Wie der erste Proof of Reserves (PoR)-Auditbericht von Binance zeigt, verfügt das Unternehmen über genügend Guthaben, um einen Bank-Run zu bewältigen.
Am 22. November 2022 führte die südafrikanische Geschäftseinheit des internationalen Wirtschaftsprüfungs-, Steuer- und Beratungsunternehmens Mazars das PoR-Audit durch. Mithilfe verschiedener Methoden prüfte das Unternehmen, ob Binance über genügend Vermögenswerte verfügte, um massiven Kundenabhebungen nachkommen zu können.
Binance Merkle Tree Audit
Zunächst glich die Wirtschaftsprüfungsgesellschaft separat die Vermögensbestände von Wallet-Adressen auf der BNB-, Bitcoin- und Ethereum-Chain mit einem vom Binance-Management zur Verfügung gestellten Vermögensbestandsbericht ab.

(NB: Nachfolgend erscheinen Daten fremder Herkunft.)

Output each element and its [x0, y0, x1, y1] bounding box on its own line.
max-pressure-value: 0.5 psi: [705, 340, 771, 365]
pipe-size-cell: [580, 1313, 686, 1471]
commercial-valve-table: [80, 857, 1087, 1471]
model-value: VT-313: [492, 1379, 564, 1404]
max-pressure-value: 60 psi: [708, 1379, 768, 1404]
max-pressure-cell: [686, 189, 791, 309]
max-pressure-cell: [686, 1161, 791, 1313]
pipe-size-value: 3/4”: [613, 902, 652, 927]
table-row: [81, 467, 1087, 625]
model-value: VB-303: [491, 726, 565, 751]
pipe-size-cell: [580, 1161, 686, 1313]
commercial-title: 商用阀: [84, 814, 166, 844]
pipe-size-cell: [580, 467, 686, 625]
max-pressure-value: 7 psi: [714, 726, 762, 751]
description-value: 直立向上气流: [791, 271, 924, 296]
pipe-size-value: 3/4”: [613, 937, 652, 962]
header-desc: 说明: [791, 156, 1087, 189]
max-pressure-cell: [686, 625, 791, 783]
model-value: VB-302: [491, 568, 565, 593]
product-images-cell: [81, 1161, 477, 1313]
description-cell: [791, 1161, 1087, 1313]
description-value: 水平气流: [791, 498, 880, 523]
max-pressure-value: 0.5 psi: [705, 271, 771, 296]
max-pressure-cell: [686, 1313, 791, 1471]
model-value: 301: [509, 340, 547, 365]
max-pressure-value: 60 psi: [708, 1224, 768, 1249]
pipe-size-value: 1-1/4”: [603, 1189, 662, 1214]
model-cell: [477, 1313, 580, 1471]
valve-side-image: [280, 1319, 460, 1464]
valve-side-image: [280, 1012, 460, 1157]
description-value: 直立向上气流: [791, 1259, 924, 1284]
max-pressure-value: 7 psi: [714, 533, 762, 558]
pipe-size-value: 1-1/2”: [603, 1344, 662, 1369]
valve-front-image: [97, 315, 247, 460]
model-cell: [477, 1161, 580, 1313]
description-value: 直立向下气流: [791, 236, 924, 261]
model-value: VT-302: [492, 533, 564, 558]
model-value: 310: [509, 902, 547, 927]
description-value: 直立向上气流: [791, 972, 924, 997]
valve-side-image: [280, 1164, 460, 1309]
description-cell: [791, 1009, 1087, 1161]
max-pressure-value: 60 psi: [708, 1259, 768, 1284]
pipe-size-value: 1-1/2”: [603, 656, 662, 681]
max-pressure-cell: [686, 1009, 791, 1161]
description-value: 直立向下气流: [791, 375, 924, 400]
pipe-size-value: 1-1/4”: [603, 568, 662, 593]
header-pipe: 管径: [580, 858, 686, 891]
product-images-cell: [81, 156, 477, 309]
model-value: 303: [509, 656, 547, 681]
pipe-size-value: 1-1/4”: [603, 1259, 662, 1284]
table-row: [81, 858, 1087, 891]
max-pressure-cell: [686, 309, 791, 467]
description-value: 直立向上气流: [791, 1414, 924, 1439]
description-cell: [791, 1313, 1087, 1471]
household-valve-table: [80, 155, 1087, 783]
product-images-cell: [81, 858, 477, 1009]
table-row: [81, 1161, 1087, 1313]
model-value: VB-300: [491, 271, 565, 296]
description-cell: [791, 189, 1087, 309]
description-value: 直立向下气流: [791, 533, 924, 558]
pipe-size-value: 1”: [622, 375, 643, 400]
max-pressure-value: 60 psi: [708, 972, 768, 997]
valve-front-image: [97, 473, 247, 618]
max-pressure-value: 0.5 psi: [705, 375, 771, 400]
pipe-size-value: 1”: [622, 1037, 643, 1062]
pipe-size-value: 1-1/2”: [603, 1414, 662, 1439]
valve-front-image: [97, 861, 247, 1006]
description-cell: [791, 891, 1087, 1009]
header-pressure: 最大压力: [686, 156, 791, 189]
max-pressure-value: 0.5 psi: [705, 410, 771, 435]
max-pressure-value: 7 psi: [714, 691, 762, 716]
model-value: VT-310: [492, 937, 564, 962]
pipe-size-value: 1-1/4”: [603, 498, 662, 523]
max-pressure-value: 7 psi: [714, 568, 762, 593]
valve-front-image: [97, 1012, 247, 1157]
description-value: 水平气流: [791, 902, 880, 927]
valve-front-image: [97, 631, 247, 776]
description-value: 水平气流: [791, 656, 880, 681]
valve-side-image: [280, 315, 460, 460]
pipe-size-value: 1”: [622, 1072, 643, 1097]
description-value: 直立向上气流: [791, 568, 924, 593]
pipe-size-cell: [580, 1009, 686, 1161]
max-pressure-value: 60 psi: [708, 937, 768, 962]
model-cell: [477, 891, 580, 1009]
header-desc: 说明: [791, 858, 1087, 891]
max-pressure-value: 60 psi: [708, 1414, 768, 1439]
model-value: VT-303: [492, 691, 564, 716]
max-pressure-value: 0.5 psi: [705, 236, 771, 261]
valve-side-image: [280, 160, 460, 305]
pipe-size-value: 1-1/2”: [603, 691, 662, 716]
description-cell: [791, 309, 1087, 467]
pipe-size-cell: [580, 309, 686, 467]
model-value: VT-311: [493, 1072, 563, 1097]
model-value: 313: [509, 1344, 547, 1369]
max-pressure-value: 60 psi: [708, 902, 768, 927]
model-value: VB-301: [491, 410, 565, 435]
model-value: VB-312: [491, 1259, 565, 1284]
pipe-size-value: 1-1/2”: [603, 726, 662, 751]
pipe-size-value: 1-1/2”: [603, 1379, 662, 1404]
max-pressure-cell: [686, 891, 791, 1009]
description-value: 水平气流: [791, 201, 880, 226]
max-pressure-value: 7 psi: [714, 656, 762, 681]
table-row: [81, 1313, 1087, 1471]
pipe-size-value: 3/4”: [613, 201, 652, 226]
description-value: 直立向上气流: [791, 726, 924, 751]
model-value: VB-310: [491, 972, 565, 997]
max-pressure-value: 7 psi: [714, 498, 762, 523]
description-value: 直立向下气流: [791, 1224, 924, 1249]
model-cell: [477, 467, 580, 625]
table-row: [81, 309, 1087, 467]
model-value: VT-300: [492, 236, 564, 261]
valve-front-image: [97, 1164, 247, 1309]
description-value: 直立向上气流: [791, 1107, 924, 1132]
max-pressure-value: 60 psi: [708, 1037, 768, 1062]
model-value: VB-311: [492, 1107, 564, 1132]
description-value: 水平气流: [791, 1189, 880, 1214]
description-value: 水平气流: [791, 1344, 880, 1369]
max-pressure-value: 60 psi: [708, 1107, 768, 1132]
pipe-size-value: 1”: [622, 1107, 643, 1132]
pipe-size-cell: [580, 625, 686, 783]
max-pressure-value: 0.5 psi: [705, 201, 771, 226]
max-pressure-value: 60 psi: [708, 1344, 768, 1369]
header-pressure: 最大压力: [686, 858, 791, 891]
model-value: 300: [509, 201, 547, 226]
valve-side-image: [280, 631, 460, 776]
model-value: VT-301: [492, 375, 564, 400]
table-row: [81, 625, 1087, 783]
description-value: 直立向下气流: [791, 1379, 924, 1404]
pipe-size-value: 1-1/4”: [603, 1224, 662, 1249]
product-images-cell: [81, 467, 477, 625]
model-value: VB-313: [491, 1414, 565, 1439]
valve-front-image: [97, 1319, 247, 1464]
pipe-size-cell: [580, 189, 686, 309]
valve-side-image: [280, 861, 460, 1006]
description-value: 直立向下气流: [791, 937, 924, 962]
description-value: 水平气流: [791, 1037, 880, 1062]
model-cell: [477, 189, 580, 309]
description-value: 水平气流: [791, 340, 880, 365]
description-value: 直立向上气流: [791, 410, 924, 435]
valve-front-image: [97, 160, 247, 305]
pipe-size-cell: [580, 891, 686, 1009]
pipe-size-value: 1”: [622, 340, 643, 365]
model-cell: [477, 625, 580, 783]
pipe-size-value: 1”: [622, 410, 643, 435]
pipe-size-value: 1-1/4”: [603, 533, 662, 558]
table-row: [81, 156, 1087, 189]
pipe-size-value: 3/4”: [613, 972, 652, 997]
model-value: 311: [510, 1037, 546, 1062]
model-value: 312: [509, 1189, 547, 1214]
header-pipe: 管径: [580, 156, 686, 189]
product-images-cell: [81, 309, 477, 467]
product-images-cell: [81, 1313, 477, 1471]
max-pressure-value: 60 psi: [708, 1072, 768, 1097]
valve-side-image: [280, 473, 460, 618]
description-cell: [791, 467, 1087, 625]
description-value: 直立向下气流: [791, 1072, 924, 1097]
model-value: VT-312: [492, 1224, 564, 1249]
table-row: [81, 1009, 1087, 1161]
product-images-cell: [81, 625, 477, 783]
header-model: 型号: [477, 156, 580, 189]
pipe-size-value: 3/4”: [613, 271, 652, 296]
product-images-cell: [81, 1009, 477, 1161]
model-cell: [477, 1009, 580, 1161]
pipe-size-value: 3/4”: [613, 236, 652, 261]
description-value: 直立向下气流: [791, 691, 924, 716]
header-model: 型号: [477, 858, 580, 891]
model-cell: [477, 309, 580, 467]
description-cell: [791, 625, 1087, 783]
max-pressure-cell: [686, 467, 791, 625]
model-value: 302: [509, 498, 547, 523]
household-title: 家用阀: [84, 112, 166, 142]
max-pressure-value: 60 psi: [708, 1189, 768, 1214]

Dabei stellte das Unternehmen eine Abweichung der Vermögenswerte von weniger als 1 % fest.
Um die Kontrolle über die Private Keys nachzuweisen, wies Mazars das Binance Management an, Gelder von einer bestimmten Wallet-Adresse auf eine andere zu verschieben. Diese Transaktionen wurden mit Etherscan und BSCScan überprüft. Wie die Wirtschaftsprüfungsgesellschaft feststellte, waren die betreffenden Adressen als zu Binance gehörig gekennzeichnet.
Anschließend verwendete das Binance Management benutzerdefinierte interne Code-Skripte, um Berichte über alle Forderungen und Verbindlichkeiten gegenüber Kunden genau zu extrahieren. Nutzer, die sich Geld für gehebeltes Trading geliehen hatten, wiesen in den Berichten einen negativen Saldo auf. Anschließend verifizierte Mazars die Korrektheit der Salden.
Um den Merkle Root Hash aller Kundensalden zu berechnen, verwendete der Prüfer einen firmeneigenen Merkle Tree-Generator. Bei diesem sogenannten Merkle Root Hash handelt es sich um ein kryptografisch sicheren Fingerabdruck. Ein Wirtschaftsprüfer kann diesen verwenden, um den Vermögenssaldo einer Börse zu einem bestimmten Zeitpunkt überprüfen. Obgleich dieser Fingerabdruck den Börsensaldo anhand der Kundensalden verifiziert, sind Kundeninformationen nicht einsehbar.
Binance Kunden können den Merkle Root Hash auf der Mazars Website auch selbst eingeben. So können sie ihr Merkle Leaf finden und überprüfen, ob ihr Guthaben zum Zeitpunkt der Hash-Berechnung an der Börse existiert. Einige Nutzer äußerten dabei jedoch Schwierigkeiten.
Den Feststellungen des Prüfers zufolge hatten Binance Kunden, die gehebelten Handel betreiben, ihre Positionen um bis zu 101 % überbesichert.
Audits reichen nicht aus
Krypto-Twitter reagierte überwiegend positiv auf die Binance-Überprüfung. Allerdings bemängelten einige, dass die Börse mit Mazars eine relativ unbekannte Firma wählte.
Den Bedenken einiger Kritiker zufolge könnten Kollaborationen mit Wirtschaftsprüfungsunternehmen entstehen oder Reserven mithilfe geliehener Vermögenswerte leicht gefälscht werden. Dennoch könnten derartige Prüfungen bald obligatorisch sein, um Nutzergelder trotz ausbleibender Einlagensicherung zu schützen.
Da viele Kryptobörsen, darunter auch Binance, keine öffentlichen Unternehmen sind, müssen sie die Vorschriften zur Finanzberichterstattung in Ländern, wie den USA, nicht einhalten. Regelmäßig veröffentlichte Prüfungen könnten der Kryptobranche daher mehr Legitimität verleihen. Dem Vertrauen der Anleger wäre damit sehr geholfen. Infolge des Zusammenbruchs mehrerer großer Krypto-Unternehmen im Jahr 2022 befindet sich dies aktuell auf einem historischen Tiefstand.
FTX brach beispielsweise zusammen, da es angeblich Kundengelder veruntreute und deswegen nicht über ausreichend Liquidität verfügte. Folglich konnte es den massenhaften Abhebungen zum entscheidenden Zeitpunkt nicht gerecht werden.
Der PoR verbessert die Transparenz, verhindert jedoch nicht die Misswirtschaft von Geldern in der Zeit zwischen den Prüfungen. Um die Kundensalden von Börsen gleich traditionellen Wall Street Banken wirklich sicherzustellen, müssten die Regulierungsbehörden also weitere Vorschriften einführen.